Over the next few months, as we take inventory, clean house, and delve into our storage, we will be uploading thousands of additional items, gradually, on a near-daily basis. This will include the majority of the LPs, as well as many titles, in all formats, once thought long-gone. Many currently “sold out” items are likely to resurface.

Finally, once our general backstock is up (probably in the next two or three months) we’ll begin making our extensive stockpile of rarities available online for the first time: tons of random out-of-print titles, "deadstock," warehouse finds, secondhand collectibles, etc., accumulated over the past few decades.

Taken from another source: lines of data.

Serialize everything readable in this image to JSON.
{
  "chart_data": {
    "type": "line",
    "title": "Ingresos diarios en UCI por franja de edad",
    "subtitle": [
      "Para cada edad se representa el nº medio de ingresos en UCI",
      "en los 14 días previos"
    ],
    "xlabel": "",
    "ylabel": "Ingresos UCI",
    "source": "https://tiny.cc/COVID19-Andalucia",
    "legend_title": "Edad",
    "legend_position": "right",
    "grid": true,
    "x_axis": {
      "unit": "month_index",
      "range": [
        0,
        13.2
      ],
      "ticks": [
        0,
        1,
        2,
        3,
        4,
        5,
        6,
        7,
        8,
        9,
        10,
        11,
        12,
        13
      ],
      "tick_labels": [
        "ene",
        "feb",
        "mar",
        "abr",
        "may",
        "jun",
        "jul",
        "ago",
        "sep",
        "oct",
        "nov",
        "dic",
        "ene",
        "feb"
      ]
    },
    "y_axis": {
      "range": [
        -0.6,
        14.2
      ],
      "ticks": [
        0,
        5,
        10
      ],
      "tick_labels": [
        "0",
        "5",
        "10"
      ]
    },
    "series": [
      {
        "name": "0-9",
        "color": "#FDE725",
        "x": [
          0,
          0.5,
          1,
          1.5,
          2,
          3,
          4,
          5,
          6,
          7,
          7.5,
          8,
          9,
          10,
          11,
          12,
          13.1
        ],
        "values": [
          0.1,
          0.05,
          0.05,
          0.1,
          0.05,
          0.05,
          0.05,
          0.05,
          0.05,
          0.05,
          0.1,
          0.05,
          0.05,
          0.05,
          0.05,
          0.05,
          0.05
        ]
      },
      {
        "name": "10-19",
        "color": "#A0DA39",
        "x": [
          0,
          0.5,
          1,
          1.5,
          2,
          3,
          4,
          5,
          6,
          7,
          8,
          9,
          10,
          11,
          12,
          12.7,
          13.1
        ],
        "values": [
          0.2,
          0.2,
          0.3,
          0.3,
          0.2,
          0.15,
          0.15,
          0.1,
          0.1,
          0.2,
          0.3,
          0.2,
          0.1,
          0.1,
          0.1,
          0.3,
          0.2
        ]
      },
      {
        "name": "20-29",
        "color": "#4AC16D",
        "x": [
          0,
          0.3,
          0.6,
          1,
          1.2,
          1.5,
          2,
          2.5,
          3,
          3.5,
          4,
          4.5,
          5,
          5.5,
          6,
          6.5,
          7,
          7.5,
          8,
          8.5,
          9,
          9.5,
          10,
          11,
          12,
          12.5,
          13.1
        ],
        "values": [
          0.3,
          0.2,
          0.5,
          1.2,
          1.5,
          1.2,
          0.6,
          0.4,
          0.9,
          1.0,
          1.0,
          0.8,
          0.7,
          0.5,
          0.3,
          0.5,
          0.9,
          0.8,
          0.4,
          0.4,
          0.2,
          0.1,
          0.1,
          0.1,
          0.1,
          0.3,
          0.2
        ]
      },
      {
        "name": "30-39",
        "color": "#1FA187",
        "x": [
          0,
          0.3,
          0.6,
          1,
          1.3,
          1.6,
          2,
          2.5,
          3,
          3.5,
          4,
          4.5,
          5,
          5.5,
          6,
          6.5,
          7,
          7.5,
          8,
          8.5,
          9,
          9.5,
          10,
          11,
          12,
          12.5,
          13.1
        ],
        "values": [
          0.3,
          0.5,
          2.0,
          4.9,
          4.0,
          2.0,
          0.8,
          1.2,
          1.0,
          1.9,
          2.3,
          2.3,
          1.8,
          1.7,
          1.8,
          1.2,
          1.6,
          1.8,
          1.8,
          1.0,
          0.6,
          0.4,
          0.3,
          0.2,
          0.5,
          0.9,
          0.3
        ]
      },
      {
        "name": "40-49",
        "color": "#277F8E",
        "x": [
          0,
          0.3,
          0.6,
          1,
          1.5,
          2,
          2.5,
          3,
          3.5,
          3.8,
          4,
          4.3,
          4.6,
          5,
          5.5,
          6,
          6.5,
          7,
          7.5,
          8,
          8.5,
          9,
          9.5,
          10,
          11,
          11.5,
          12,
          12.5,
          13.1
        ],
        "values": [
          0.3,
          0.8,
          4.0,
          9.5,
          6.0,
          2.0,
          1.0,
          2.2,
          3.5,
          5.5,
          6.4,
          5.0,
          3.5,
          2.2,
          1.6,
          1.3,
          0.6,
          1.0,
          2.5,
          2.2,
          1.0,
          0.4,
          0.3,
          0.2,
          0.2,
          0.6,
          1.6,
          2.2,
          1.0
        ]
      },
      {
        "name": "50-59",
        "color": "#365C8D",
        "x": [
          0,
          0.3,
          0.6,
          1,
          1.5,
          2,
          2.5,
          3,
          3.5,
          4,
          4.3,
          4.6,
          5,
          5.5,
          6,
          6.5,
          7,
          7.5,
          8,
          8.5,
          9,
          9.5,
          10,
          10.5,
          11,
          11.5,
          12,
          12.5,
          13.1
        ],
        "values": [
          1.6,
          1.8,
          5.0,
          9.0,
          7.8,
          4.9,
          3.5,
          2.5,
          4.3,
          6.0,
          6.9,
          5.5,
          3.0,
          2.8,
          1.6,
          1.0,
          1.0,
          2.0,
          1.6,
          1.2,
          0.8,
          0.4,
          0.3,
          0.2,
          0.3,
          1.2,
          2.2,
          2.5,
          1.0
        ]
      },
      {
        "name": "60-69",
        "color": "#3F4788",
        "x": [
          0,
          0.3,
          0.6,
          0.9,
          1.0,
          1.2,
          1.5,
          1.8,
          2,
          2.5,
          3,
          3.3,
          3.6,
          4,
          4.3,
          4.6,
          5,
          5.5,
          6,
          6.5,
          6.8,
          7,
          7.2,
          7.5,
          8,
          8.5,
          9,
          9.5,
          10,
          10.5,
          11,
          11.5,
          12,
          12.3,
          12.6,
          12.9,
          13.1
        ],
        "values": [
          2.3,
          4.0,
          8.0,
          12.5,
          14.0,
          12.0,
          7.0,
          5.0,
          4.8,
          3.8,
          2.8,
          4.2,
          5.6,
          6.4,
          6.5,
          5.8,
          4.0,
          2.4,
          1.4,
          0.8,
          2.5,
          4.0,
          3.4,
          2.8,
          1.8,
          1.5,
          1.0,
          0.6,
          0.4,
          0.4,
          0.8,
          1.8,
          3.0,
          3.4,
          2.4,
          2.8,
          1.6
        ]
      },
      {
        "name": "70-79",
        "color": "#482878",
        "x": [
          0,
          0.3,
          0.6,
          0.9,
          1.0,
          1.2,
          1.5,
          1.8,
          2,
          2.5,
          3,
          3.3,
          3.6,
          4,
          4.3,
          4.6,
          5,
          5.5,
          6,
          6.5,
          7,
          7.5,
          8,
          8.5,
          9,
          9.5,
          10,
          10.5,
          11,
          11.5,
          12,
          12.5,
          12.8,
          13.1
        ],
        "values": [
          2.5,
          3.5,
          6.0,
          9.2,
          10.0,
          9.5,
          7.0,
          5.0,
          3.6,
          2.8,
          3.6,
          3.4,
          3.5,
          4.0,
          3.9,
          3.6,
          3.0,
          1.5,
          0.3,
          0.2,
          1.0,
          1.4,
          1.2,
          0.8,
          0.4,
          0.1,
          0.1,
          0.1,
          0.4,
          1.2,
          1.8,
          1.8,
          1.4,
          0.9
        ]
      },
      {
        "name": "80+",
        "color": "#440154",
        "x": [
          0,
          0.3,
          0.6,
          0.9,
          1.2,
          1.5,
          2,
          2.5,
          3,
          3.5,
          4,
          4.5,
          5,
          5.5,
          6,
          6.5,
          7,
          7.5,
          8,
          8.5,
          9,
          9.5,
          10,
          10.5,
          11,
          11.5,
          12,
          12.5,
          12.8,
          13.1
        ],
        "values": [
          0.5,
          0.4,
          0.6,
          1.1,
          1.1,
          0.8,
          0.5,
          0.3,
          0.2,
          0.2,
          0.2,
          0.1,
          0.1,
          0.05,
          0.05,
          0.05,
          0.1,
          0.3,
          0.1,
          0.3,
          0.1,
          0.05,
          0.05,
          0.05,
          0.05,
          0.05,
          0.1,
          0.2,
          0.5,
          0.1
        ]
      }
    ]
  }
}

Frequent/returning customers will be getting early access to these items. Details to follow on how this will work (a priority mailing list? a 'frequent flyer'-like program?), but it will not be based on dollars spent. We want to reward those who consistently support us, especially in the discogs marketplace era (to those who show up trying to poach five copies of a one-off rarity, and nothing else, ever… ¯\_(ツ)_/¯ ).

So—we suggest you take some time to dig through the site—even we’ve been surprised by what’s been turning up, and there’s much more to come.